I received a phone call from an officer at a local prison. He wanted to speak to me personally to invite me to come back to his prison to teach. I replied that I was very busy now with many more duties than in the old days when I used to visit regularly. I promised that I would send another monk.
“No!” he replied. “We want you.”
“Why me?”
“I have worked in prisons most of my life,” explained the guard, “and I have noticed something very unique with you. All of the prisoners who attended your classes never returned to jail once they were released. Please come back.”
That is one of the compliments I treasure most. I thought about it afterward. What had I done that others hadn’t that had genuinely reformed those in jail? I figured out that it was because, in all my years teaching in prisons, I had never once seen a criminal.
I have seen many people who had committed murder, but I have never seen a murderer. I have seen many people who had stolen from others, but I have never seen a thief. I have even seen people who had committed terrible sex crimes, but I have never seen a sex offender. I saw that the person was more than the crime.
It is irrational to define people by one or two, or even several, horrific acts that they have done. It denies the existence of all the other deeds that they have performed, the many noble acts. I recognized those other deeds. I saw peoplewho had done a crime, not criminals.
When I saw the people not the crimes, they also saw the good part of themselves. They began to have self-respect, without denying the crime. Their self-respect grew. When they left jail, they left for good.
The Stigma of Mental Illness
I told the above story at a conference on mental health a few years ago. One of the department heads at a prestigious mental health facility was very impressed. He invited me to “bless” his building.
“What form of mental illness are you involved in?” I asked.
“Schizophrenia,” he replied.
“And how do you treat the schizophrenia?” I enquired.
“Just like you explained in your presentation,” he responded. “I don’t treat the schizophrenia. I treat the other parts of the patients.”

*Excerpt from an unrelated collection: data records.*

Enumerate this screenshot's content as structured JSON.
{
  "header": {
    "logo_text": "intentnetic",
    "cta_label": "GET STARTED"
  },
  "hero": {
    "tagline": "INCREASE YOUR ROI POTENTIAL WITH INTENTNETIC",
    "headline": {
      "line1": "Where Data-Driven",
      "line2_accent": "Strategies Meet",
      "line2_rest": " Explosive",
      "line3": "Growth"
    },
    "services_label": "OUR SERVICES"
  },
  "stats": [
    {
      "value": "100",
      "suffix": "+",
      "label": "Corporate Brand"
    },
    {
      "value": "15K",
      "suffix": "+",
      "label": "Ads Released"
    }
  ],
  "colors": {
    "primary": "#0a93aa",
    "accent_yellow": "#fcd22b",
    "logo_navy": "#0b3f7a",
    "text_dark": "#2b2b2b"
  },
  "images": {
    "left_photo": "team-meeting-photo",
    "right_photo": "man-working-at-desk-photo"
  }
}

I raised my hands up in the Buddhist gesture of respect to him. He had understood.
“What are the results?” I asked, even though I knew what the answer would be.
“Brilliant! Much better than any other treatment,” he answered.
When you call people schizophrenic, they are likely to live up to your label. You have stigmatized them. When you regard them as people who suffer episodes of schizophrenia, that they are more than their illness, then you give the healthy part a chance to grow.
“Are you at peace with your impending death?”
I often say these words to people who are close to death. My aim is to convince them that it is okay to die, that there is nothing wrong with it. Then they can die with dignity and at peace.
Many such people tell me that they have already made peace with their coming death. The problem, they say, is that their relatives and close friends will not let them go. “Mother, mother, please don’t die! Please get better. Please!” This becomes their greatest source of suffering.
Steve was a young Buddhist in his thirties. He had a successful tour company that took his clients whitewater rafting in some of the most beautiful locations in the world. Unfortunately, he was dying of an incurable cancer.